Andover, Mass.-based TransMedics, Inc., has announced that the U.S. Food and Drug Administration (FDA) approved its Pre-market Approval Application (PMA) for the Organ Care System (OCS™) Lung platform for the standard double lung transplant indication. The INSPIRE Trial that supported the PMA was the first and largest controlled clinical organ preservation trial ever in lung transplantation and was conducted at 21 leading international academic institutions. The primary objective of the INSPIRE Trial was to compare the safety and effectiveness of the OCS Lung System to the current cold storage standard of care for the preservation of standard criteria donor lungs. The trial results demonstrated reasonable assurance of safety and effectiveness of the OCS Lung System in standard criteria double lung transplantation.
The company says the OCS Lung System is now the only approved medical technology for ex-vivo perfusion and assessment for standard criteria lung transplants in the U.S.
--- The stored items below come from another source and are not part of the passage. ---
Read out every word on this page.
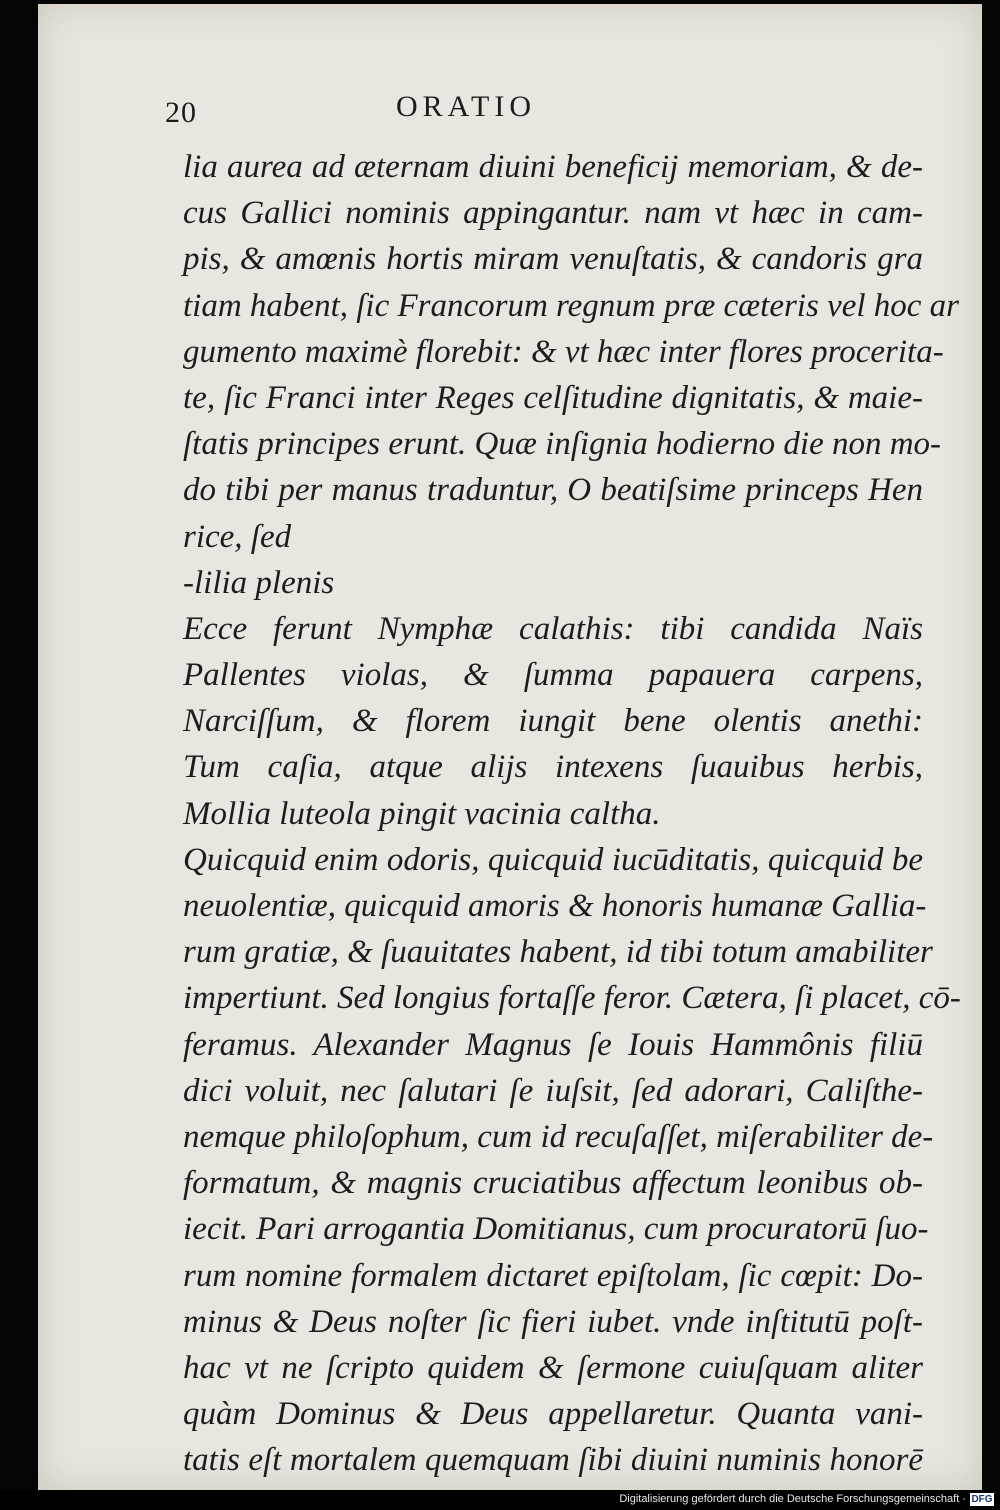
20	ORATIO
lia aurea ad æternam diuini beneficij memoriam, & de-
cus Gallici nominis appingantur. nam vt hæc in cam-
pis, & amœnis hortis miram venuſtatis, & candoris gra
tiam habent, ſic Francorum regnum præ cæteris vel hoc ar
gumento maximè florebit: & vt hæc inter flores procerita-
te, ſic Franci inter Reges celſitudine dignitatis, & maie-
ſtatis principes erunt. Quæ inſignia hodierno die non mo-
do tibi per manus traduntur, O beatiſsime princeps Hen
rice, ſed
-lilia plenis
Ecce ferunt Nymphæ calathis: tibi candida Naïs
Pallentes violas, & ſumma papauera carpens,
Narciſſum, & florem iungit bene olentis anethi:
Tum caſia, atque alijs intexens ſuauibus herbis,
Mollia luteola pingit vacinia caltha.
Quicquid enim odoris, quicquid iucūditatis, quicquid be
neuolentiæ, quicquid amoris & honoris humanæ Gallia-
rum gratiæ, & ſuauitates habent, id tibi totum amabiliter
impertiunt. Sed longius fortaſſe feror. Cætera, ſi placet, cō-
feramus. Alexander Magnus ſe Iouis Hammônis filiū
dici voluit, nec ſalutari ſe iuſsit, ſed adorari, Caliſthe-
nemque philoſophum, cum id recuſaſſet, miſerabiliter de-
formatum, & magnis cruciatibus affectum leonibus ob-
iecit. Pari arrogantia Domitianus, cum procuratorū ſuo-
rum nomine formalem dictaret epiſtolam, ſic cœpit: Do-
minus & Deus noſter ſic fieri iubet. vnde inſtitutū poſt-
hac vt ne ſcripto quidem & ſermone cuiuſquam aliter
quàm Dominus & Deus appellaretur. Quanta vani-
tatis eſt mortalem quemquam ſibi diuini numinis honorē
Digitalisierung gefördert durch die Deutsche Forschungsgemeinschaft · DFG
TransMedics has developed the OCS, a revolutionary first-in-class technology and multi-organ platform with the potential to both improve outcomes for transplant patients and increase the number of transplantable organs worldwide. The OCS is the only fully portable technology that maintains donor organs in a near-physiologic state outside of the human body and addresses the current limitations of the cold storage. The OCS™ Heart, OCS™ Lung and OCS™ Liver systems are CE Marked and are in use at leading transplant centers in Europe, Australia and Canada. To date, there have been more than 950 successful human transplants using the OCS worldwide.